When restless people join forces, one can expect the result to be something explosive – and so it was. Six months after its creation, the ICRT had no choice but to lift its prohibitions and begin to broadcast the group’s work over the radio.

The group didn’t have an easy time producing their music, for there were shortages of every kind at the time. Luckily, need is often the mother of invention. In the documentary, we find out that Eduardo Ramos played a bass lent to him, whose strings were telephone wires of varying thickness. The drums used by the group were a veritable collage: a school drum to which they had added an old cymbal and bass drum. Even keys in a key-ring were turned into a percussion instrument.

Another interesting detail is that several of the warm GES recordings we know so well were made using an old radio console which the group expanded to accommodate nine channels, at a time when the Beattles were recording their songs in multi-track consoles.

Though the group wasn’t directly targeted by the “standardization” measures that took root in most cultural centers around the country in the 1970s, some of its members ran against such policies individually, before joining the group.

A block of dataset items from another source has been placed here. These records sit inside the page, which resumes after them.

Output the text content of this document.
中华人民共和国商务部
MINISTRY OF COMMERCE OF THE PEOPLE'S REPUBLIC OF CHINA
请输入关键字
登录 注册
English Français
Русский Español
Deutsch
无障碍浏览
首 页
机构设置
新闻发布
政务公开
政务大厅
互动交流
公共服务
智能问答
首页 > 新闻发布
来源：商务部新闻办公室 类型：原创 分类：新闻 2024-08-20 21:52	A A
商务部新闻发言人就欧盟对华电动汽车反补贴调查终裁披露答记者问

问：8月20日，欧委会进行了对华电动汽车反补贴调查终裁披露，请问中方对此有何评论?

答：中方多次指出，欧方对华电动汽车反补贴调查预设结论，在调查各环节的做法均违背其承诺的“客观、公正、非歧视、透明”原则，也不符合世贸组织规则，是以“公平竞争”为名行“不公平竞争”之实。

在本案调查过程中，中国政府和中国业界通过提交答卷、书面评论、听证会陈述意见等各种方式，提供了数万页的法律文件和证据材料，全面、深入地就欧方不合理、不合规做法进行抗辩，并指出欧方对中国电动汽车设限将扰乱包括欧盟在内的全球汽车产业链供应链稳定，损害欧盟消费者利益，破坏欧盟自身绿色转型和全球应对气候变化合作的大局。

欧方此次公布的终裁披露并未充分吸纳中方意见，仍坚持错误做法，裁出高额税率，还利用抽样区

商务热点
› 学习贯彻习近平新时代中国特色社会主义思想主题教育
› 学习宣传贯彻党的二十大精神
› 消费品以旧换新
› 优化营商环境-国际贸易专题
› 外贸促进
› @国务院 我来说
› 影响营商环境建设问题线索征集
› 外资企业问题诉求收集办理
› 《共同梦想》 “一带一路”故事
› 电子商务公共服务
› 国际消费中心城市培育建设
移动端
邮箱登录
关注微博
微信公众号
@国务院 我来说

Though much of the documentary is devoted to this issue – and the people interviewed were once rebellious individuals who told things as they are – I was left waiting for a serious exploration as to the causes and the people responsible for that destructive shock wave that caused so much damage and suffering in Cuba at the time.

Party cadres would dictate the course culture was to take, expressed their opinion about what poetry or theatre should be like, who should be allowed to work at the ICRT, what music could played on the radio and what not, which artists could exhibit their work and which couldn’t.

But, what led to the emergence and the reproduction of that cultural policy? Who gave those cadres their authority? How and why did intellectuals – and people in general – allow the times to become the most difficult and dismal for Cuban culture? No questions of the sort are answered.

An agreeable feeling accompanies the film: the sounds of sweet-timbred instruments, of clarinets, flutes and acoustic guitars are combined with images of the tender, hard-working and intelligent dreamers, caught up in the task of building a better country – or, at least, giving it a sincere try.

Unfortunately, Hay un grupo que dice… has not had much impact on audiences. The movie theatres were almost empty during screenings. The fact of the matter is that people associate the voices of the GES with the tired ditties of the revolution. The documentary, however, affords us an opportunity to see human beings grow up in pace with their times.

After leaving the theater, I felt the need to know how and at what moment the transition occurred, when those kind, talented, spontaneous, creative people who sought to bring about changes became the stiff singers who repeat the same, tired patriotic pieces again and again. What would have become of each of the members of the GES had they not made up the group, if, during the years of political witch-hunts, they hadn’t felt that their duty was to sing for the homeland?